Nofima opened a new hall at the Aquaculture Research Station in Tromsø, one of the world’s most advanced research facilities for onshore fish farming.
The newly constructed 1,350 m2 hall (RASforsk) with an investment of NOK 90 million (USD 9.1 million) will focus on training, education and research. RASforsk features 18 one-cubic meter tanks and six nine-cubic meter tanks, all with separate recirculation systems. Since this is a new build, the facility is very flexible, and the recirculation systems and tanks can be interconnected as needed. RASforsk can take in both freshwater and seawater as needed. To avoid high energy consumption, almost 100% of the water is recycled.
“The aquaculture industry is undergoing rapid technological developments, and in order for education and research to keep up, it is essential that modern research facilities are developed in line with national requirements. There is a great need for training and transfer of knowledge to the industry, also in the north,” said Rita Sæther, general manager of the Aquaculture Research Station in Tromsø. “The industry is aware of how important knowledge is for the well-being of the fish, particularly now as developments indicate that fish should be kept on land longer before being released into the sea, or in some cases be farmed on land right up to slaughter.”
Fish welfare is an important issue for the new facility. “Fish welfare is very important, and technology must be adapted to the fish’s requirement for good water quality. This means that temperature, salinity, oxygen, carbon dioxide, ammonia, pH and biofilter activity must be closely monitored. This can be demanding, and education and research are important for the aquaculture industry to develop its use of RAS technology,” said Bente Torstensen, division director at Nofima.
The Aquaculture Research Station in Tromsø is jointly owned by Nofima and UiT the Arctic University of Norway with 50% each. Joint ownership of costly infrastructure allows for better utilization of resources and more collaborative projects.

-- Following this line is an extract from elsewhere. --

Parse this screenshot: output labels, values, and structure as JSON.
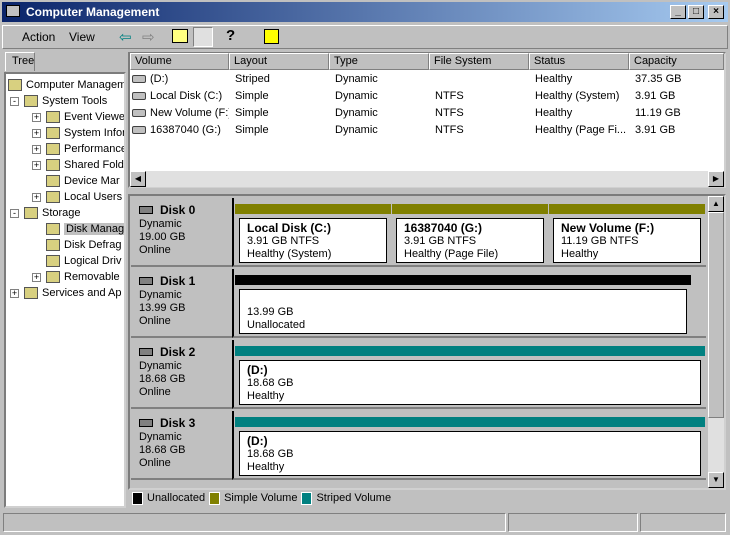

“The industry needs more minds who know RAS, and there we have a particularly important task to train candidates who can contribute to healthy fish, better fish health and sustainable production. We are pleased that RASforsk has better facilities for this. Because developments are so rapid, it makes sense to coordinate research, education and industry partnerships, which joint ownership of the Aquaculture Research Station enables,” said Katrine Tveiterås, pro-rector at UiT – The Arctic University of Norway.